Electra.—¡Oh queridísimas amigas! ¡Oh ciudadanas! Mirad a mi Orestes, astutamente muerto e ingeniosamente vivo.

Coro.—Lo vemos, hija, y por tal suceso, lágrimas de alegría manan de nuestros ojos.

Electra.—¡Oh retoño, retoño de mi queridísimo padre, has llegado, estás aquí, viniste, has visto a quien deseabas!

Orestes.—Aqui estoy; pero guarda silencio y espera.

Electra.—¿Qué hay?

Orestes.—Mejor es callar, no nos oigan de dentro.

Electra.—Pues por Diana, la siempre indomable, que ya nunca he de temer la ominosa pesadumbre que siempre temía de las mujeres de casa.

Orestes.—Mira que en las mujeres también anida Marte; bien lo sabes por experiencia.

Electra.—¡Ayayayay, ayay! Clara mención me has hecho de irremediable e inolvidable desgracia, cual fue la nuestra.

Orestes.—Lo sé, hermana; pero cuando la oportunidad lo requiere, conviene tener presentes todas esas cosas.
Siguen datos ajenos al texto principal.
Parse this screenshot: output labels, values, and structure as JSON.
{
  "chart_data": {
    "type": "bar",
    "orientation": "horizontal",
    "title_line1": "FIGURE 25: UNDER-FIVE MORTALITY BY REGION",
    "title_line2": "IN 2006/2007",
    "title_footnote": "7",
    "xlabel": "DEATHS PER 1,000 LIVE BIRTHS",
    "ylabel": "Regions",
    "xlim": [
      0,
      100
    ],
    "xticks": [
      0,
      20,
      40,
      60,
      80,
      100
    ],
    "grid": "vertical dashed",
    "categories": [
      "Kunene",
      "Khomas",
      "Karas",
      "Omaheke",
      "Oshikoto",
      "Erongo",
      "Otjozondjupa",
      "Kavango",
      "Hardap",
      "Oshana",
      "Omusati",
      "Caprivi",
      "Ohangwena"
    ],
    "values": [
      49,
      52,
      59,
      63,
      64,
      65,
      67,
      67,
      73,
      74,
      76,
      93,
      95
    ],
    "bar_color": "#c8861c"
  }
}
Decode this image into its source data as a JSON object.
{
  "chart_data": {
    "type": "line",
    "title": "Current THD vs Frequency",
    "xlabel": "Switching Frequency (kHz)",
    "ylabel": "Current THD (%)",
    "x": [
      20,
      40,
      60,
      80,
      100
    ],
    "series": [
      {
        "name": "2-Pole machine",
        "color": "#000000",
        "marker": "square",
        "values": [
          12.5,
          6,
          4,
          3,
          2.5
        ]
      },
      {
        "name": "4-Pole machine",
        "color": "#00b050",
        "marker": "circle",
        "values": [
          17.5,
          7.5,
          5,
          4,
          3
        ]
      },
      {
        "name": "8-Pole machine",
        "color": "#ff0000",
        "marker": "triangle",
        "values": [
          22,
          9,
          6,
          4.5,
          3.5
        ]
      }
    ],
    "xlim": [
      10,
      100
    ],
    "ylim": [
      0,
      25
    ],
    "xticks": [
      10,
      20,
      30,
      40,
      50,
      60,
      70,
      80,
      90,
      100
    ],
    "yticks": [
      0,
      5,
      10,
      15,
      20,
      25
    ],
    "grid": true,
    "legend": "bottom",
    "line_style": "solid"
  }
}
Electra.—Todo el tiempo pasado, todo, si lo tuviera presente, lo necesitaria para lamentar como se debe esas cosas, pues apenas tengo hoy libre la lengua.

Orestes.—Convengo en ello, y has de hacer por conservarla.

Electra.—¿Y qué he de hacer?

Orestes.—No hablar más que lo que la ocasión requiera

Electra.—¿Quién, pues, habiendo aparecido tú, querrá callar en vez de hablar, cuando sin pensarlo y contra lo que esperaba te estoy viendo ahora?